OUTSTANDING LOANS disbursed by universal and commercial banks rose by 12.9% in March, faster than the downward-revised 12% pace in February, according to data from the Bangko Sentral ng Pilipinas (BSP).
Inclusive of reverse repurchase agreements, lending rose by 14%, quicker than the upward-revised 11.3% logged in the prior month.
Data showed the rise in production loans, which made up 87.6% of the total credit, continued to be the main driver of growth. Lending to the sector grew quicker at a pace of 12% from the 9.4% seen in February.
The sustained increase in production loans is attributable to an increase in credit for real estate activities (21.8%); information and communication (20.8%); financial and insurance activities (17.2%); wholesale and retail trade, repair of motor vehicles and motorcycles (6.8%); and electricity, gas, steam and air-conditioning supply (7.7%).
Other sectors also saw rise in loans except for manufacturing (-0.4%) and mining and quarrying (-5.3%), the BSP said.
On the other hand, growth of loans disbursed for households eased to 22.9% from the upward-revised 37.7% logged in February. This was mainly due to the slower expansion in credit card and motor vehicle loans during the month.

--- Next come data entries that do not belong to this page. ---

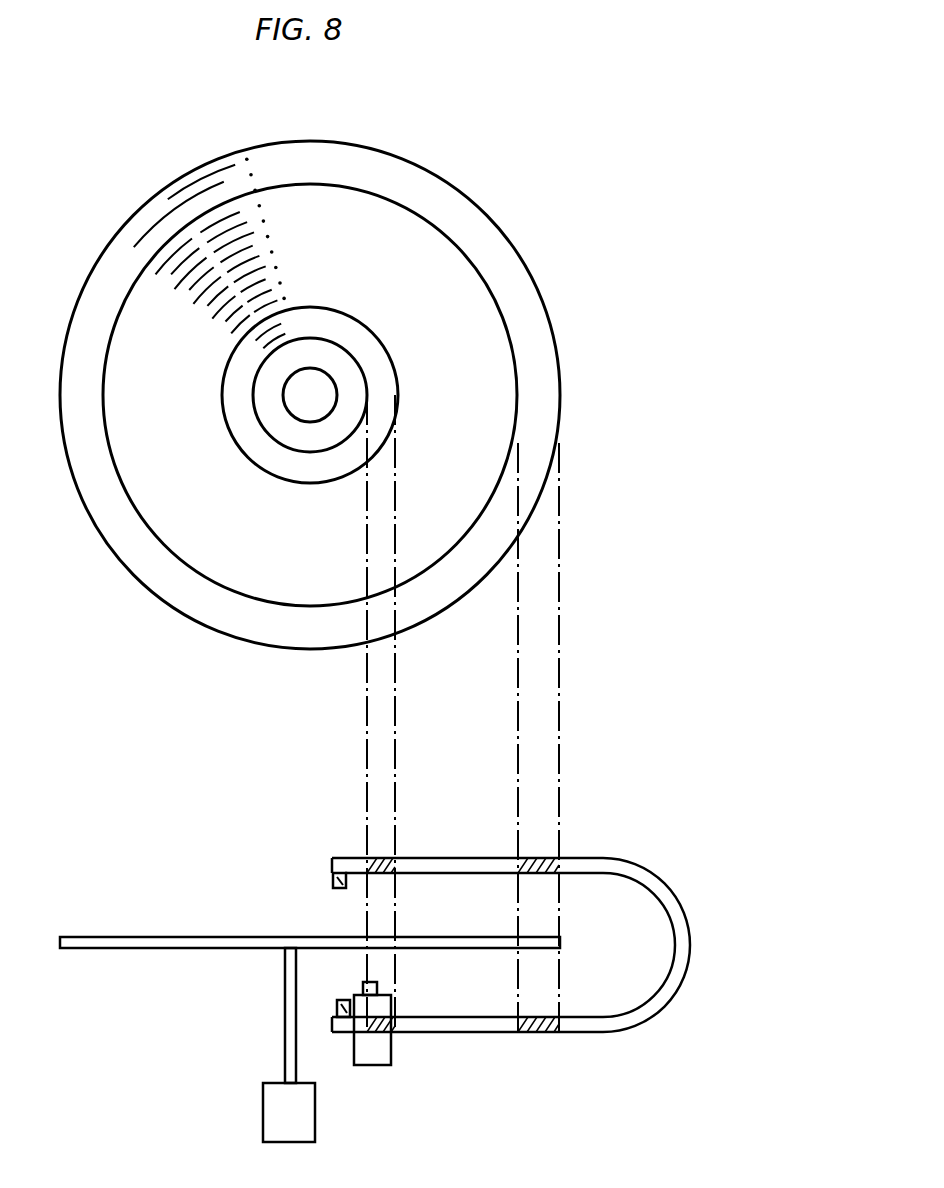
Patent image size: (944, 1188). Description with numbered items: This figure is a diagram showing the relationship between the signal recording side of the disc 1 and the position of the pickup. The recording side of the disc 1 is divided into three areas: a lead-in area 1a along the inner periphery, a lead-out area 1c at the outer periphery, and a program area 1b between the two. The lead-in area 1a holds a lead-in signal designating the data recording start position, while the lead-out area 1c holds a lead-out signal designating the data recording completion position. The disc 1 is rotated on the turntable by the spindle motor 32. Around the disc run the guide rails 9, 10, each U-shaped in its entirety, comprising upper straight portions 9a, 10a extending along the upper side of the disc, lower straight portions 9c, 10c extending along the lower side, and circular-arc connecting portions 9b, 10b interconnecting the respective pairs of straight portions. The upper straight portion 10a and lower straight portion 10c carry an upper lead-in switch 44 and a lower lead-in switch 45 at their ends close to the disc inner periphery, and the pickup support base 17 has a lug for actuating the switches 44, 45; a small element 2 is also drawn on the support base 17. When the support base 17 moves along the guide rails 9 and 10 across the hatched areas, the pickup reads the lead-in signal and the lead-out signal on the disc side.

The disc 1 is at (349, 586).
The lead-in area 1a is at (258, 444).
The program area 1b is at (495, 400).
The lead-out area 1c is at (530, 455).
The push pin 2 is at (378, 988).
The guide rail 9 is at (582, 943).
The upper straight portion 9a is at (467, 807).
The circular-arc connecting portion 9b is at (718, 945).
The lower straight portion 9c is at (467, 1081).
The guide rail 10 is at (582, 943).
The upper straight portion 10a is at (453, 848).
The circular-arc connecting portion 10b is at (690, 938).
The lower straight portion 10c is at (458, 1045).
The pickup support base 17 is at (367, 1052).
The spindle motor 32 is at (263, 1118).
The upper lead-in switch 44 is at (340, 880).
The lower lead-in switch 45 is at (340, 1007).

UnionBank of the Philippines, Inc. Chief Economist Ruben Carlo O. Asuncion attributed the pickup in lending to the market’s reaction after the easing moves done by the central bank since 2019.
“Since last year, we know that the BSP has been on an easing stance. RRP (reverse repurchase rate) cuts were made including other liquidity measures such as the RRR reduction. The market has been responding and liquidity in the market has been ample and growing,” Mr. Asuncion said in an e-mail.
In 2019, the BSP slashed rates by a total of 75 basis points (bps) before opting for a pause. By yearend, the overnight reverse repurchase rate was at four percent while lending and deposit rates were at 4.5% and 3.5%, respectively.
Meanwhile, reserve requirement ratios (RRR) were slashed by a total of 400 bps last year, which reduced the RRR of big banks as well as thrift and rural banks to 14%, four percent, and three percent as of end-2019.
BSP Governor Benjamin E. Diokno has said monetary policy tends to work with a lag of about three to nine months.
For this year, the BSP has been aggressive as it seeks to curtail the impact of the virus on the economy. It has cut rates by a total of 125 bps thus far which reduced overnight reverse repurchase, deposit and lending rates to record lows of 2.75%, 3.25% and 2.25%, respectively.
The BSP has likewise reduced RRR of universal and commercial banks by another 200 bps to 12%.
In the coming months, the lockdown measures may dent lending growth, according to Rizal Commercial Banking Corp. Chief Economist Michael L. Ricafort.
“Bank loans could start to slow down in April and May 2020 and could even potentially contract in Q2 2020 together with the broader economy, depending on how long the lockdown would last,” Mr. Ricafort said.